If you’re unlucky enough to have a serious accident in Kidderminster, there’s no point going to Kidderminster Hospital because the Accident & Emergency unit was closed over a decade ago. Instead, you’ll receive excellent NHS care at either Worcestershire Royal Hospital in Worcester or the Alexandra Hospital in Redditch.
Which is odd, because wasn’t there a big fuss about the A&E at Kidderminster Hospital a few years ago? Didn’t the local Labour MP lose his seat over the issue? Didn’t a local doctor gain a massive majority in the 2001 general election on the back of a ‘save the A&E’ campaign? So where’s the A&E at Kidderminster Hospital?
Dr Richard Taylor beat the sitting Labour MP David Lock in 2001 after a huge campaign against the closure of the A&E. The Wyre Forest seat had gone Labour in the landslide of 1997. The ‘Health Concern’ campaign was supported by the local Lib Dems, who stood their candidate down to help defeat the Labour MP. Taylor was elected with an 18,000 majority. It was a famous victory.
Then what happened? Dr Taylor came to Westminster, funded of course by the taxpayer. He sat as an independent, without a party group or a whip, and voted how and when he pleased on the issues that interested him. In 40% of the divisions, he didn’t vote at all. He supported rail renationalisation, legalisation of cannabis, and homeopathic medicine on the NHS. He opposed the Iraq War. According a BBC profile written on 15th October 2002, he ‘backs section 28 on preventing local councils promoting homosexuality’ but to be fair the situation seems more ambiguous than that.
Richard Taylor failed to do the one thing that 28,487 people in Wyre Forest constituency voted for him to do – to re-introduce the A&E at Kidderminster Hospital. But having failed, he carried on taking the salary and expenses, using the restaurants and bars and pottering about the Palace of Westminster like a tourist who had broken away from one of the tours. He won one more election, then lost to the Tories in 2010.
Now Taylor has launched a new political party to stand more independent candidates like him. It’s called the National Health Action Party, and aims to stand fifty candidates against sitting MPs who support reforms to the NHS. This will presumably include current and former health ministers, and high profile MPs such as the party leaders. For example, one of the party’s founders Dr Clive Peedell is rumoured to be taking on Lib Dem Ian Swales in Redcar.
The NHS is the closest we have to a national religion. People are passionate about their local NHS services, even when they aren’t very good, and better ones are available further away. If 50 National Health Action Party candidates stand across the UK, with ‘Dr’ ahead of the name on the ballot, and a party logo eerily reminiscent of the NHS logo, they will hoover up tens of thousands of votes in 2015. I doubt any will win seats. But they’ll win enough votes to keep the Tories in power. Why? Because they kinds of people likely to vote for an ‘NHS candidate’ are the kinds of people Labour needs to win to take seats from the Tories and Lib Dems.
Take health minister Anna Soubry. She was a vocal supporter of the Health Bill, even before she became a minister. Her majority in Broxtowe is 389, over Labour. Labour would regain the seat on current polling. Yet if a National Health Action Party candidate takes votes away from Labour’s Nick Palmer, and the Tory vote turns out, one of the Health & Social Care Act’s greatest supporters would be returned as an MP.

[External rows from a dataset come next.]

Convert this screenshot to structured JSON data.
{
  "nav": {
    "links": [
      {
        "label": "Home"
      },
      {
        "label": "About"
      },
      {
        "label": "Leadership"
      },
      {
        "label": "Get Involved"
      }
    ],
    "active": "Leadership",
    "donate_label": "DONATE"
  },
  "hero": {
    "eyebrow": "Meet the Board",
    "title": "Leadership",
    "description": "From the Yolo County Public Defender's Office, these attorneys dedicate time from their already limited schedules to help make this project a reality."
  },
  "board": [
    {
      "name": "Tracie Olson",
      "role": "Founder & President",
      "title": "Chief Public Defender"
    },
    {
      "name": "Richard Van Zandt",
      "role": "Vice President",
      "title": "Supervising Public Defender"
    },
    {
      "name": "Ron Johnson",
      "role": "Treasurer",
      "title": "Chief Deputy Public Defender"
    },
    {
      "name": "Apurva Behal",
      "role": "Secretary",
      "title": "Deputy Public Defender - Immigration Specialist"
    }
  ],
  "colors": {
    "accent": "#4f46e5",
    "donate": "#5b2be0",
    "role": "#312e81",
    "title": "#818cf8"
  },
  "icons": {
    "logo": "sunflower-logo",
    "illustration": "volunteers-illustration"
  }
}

Who knows who else these campaigners will target? Sure, ministers such as Hunt, Lamb and Dan Poulter have rock-solid constituencies. But what about Redcar? Labour’s Anna Turley is working her socks off to beat the sitting Lib Dem, and turn Redcar red again. She needs to overturn a 5,214 majority. If Dr Clive Peedell, an oncologist at hospitals at Darlington and Bishop Auckland stands, surely the most likely impact is that Labour will fail to win the seat back.
This doesn’t just mean that local people will be deprived of decent, hard-working Labour MPs. The bigger picture is that it will help keep the Coalition, or even just the Tories, in power in 2015. The next election will be fought on a knife-edge; as in 1974 and 1964, a few thousand votes will decide who governs Britain.
The National Health Action Party must be strangled at birth. It can only prosper at the expense of the only truly NHS party – the Labour Party. The National Health Action Party’s only offer is independent MPs voting how they please on everything from abortion to trade union rights, with no accountability or even consistency. But their potential to prevent Labour winning seats, as Richard Taylor did in Wyre Forest, is huge.
Wyre Forest, by the way, now has a London-born former City of London fund manager as its MP. He went to school at Charterhouse in Surrey, which today charges a trifling £30,000 a year. On 20th March 2012, he voted in favour of the Health and Social Care Bill.